If ELR_EL3 is 0x0, that means exception was taken from address 0x0. Is 0x0 a valid address or somehow control is reaching an invalid address? Also, which interrupt is firing?

Would you please help me understand this question?

Does that mean the interrupt will be disabled automatically when it goes into SWI_Handler() exception??

I checked the sequence by putting a value in a specific debug register of AP.

There are two problems I have encountered.
(1) wrong pxCurrentTCBs[ xCoreID ]
(2) wrong ELR

All of these are problems caused by an interrupt occurring during FreeRTOS_SWI_Handler() operation and jumping to FreeRTOS_IRQ_Handler().

These problems do not occur when it is “configNUMBER_OF_CORES=1”. I wonder why these problems occur when it is “configNUMBER_OF_CORES=2”.

I think so, yes.

And how did you verify that the FreeRTOS_SWI_Handler() was interrupted by IRQ?

It is hard to make a guess.

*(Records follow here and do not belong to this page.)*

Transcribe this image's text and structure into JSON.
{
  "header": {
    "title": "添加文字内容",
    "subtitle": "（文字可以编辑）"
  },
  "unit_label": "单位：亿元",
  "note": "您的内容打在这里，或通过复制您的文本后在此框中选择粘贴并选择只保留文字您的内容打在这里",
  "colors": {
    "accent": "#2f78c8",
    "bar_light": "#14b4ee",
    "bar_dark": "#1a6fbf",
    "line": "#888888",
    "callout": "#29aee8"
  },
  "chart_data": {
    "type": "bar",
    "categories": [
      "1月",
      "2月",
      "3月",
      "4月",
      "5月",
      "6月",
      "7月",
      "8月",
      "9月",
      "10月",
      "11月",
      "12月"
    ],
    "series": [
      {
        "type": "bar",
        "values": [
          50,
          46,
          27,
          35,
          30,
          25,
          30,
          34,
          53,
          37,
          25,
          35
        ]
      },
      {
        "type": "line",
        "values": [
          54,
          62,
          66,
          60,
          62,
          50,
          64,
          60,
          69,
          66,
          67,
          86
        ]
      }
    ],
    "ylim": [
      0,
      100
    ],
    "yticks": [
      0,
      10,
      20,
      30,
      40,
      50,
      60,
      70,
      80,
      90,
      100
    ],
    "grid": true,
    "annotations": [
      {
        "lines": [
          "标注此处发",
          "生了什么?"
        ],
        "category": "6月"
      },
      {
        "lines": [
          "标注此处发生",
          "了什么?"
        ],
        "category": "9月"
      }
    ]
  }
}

Do you want to have a debug session to debug this together? If yes, please drop me a DM.

When the processor takes an exception to AArch64 execution state, all of the PSTATE interrupt
masks is set automatically. This means that further exceptions are disabled. If software is to
support nested exceptions, for example, to allow a higher priority interrupt to interrupt the
handling of a lower priority source, then software needs to explicitly re-enable interrupts.

Your statement is right.
I misdefined the portCLEAR_INTERRUPT_MASK in portMacro.h
I think it was a problem because IRQ was enabled unconditionally.
the problem was solved by defining portCLEAR_INTERRUPT_MASK as portRESTORE_INTERRUPTS.
Thank you for your help.

Thank you for sharing your solution.